Les Ruines de Palmyre, autrement dite Tedmor au Désert ed. 1819

Les Ruines de Palmyre, autrement dite Tedmor au Désert ed. 1819

Assistiamo ora alla distruzione di questo enorme patrimonio storico e culturale per mano di forze armate che contrastano il potere al governo in Siria. E’ di questi giorni la notizia dell’uccisione di Khaled Asaad il responsabile delle antichità per 50 anni e della distruzione del tempio di Baalshamin.
Non vogliamo commentare lo scempio che viene comunemente indicato come Guerra civile Siriana e che rientra nel fenomeno politico più ampio della cosiddetta Primavera Araba  né le sue implicazioni internazionali.

Ci chiediamo solo con molta amarezza “Cui prodest?” 

 

Ricostruzione grafica della città di Palmira con i principali monumenti (Immagine: Focus.it)

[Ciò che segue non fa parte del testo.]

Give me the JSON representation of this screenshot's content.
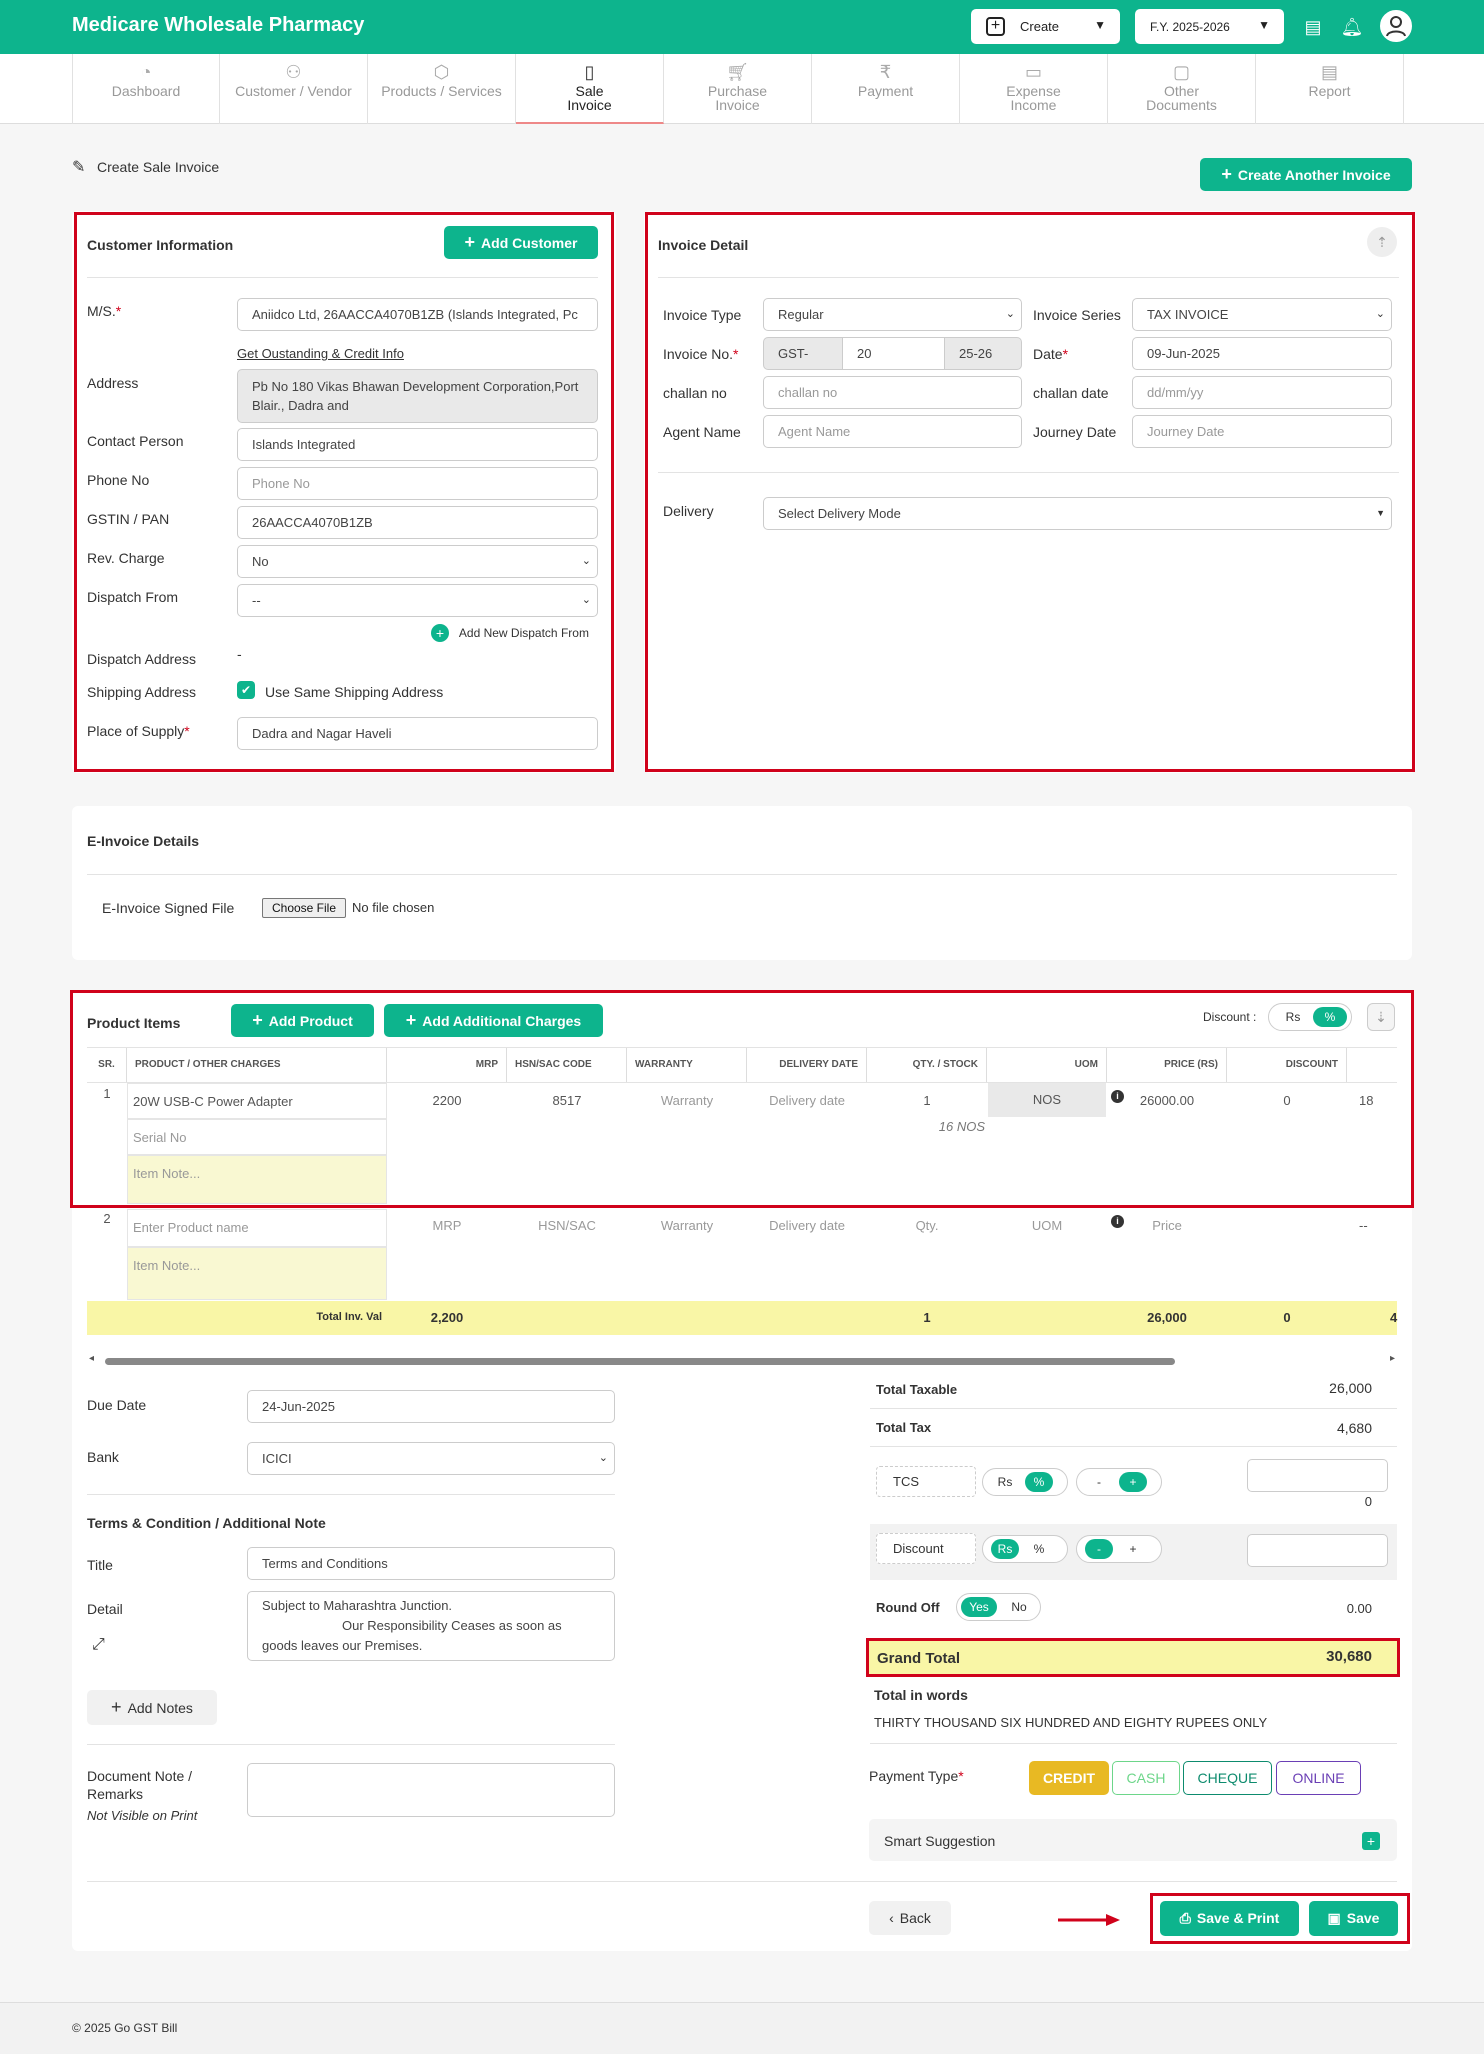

Ricostruzione grafica della città di Palmira con i principali monumenti (Immagine: Focus.it)

Gallerie di immagini:

 

Bibliografia:

  • Palmira, gli anni del Mandato
  • Maria Teresa Grassi, La romanità orientale e Palmira: nuove ricerche
  • Franz Cumont, Le province confinarie d’Oriente, in Cambridge University – Storia del mondo antico, vol. IX, Garzanti, Milano.
  • Arthur Christensen, La Persia sasanide, in Cambridge University – Storia del mondo antico, vol. IX, Garzanti, Milano.
  • Andreas Alföldi, Le invasioni delle popolazioni stanziali, dal Reno al Mar Nero, in Cambridge University – Storia del mondo antico, vol. IX, Garzanti, Milano.
  • Andreas Alföldi, La crisi dell’impero (249-270 d.C.), in Cambridge University – Storia del mondo antico, vol. IX, Garzanti, Milano.
  • Harold Mattingly, La ripresa dell’impero, in Cambridge University – Storia del mondo antico, vol. IX, Garzanti, Milano.
  • Carlo Mochi Sismondi, Palmira “Regina d’Oriente”, Formiggini, Roma 1930
  • Deda Pini, La regina di Palmira, Vallecchi, Firenze 1969.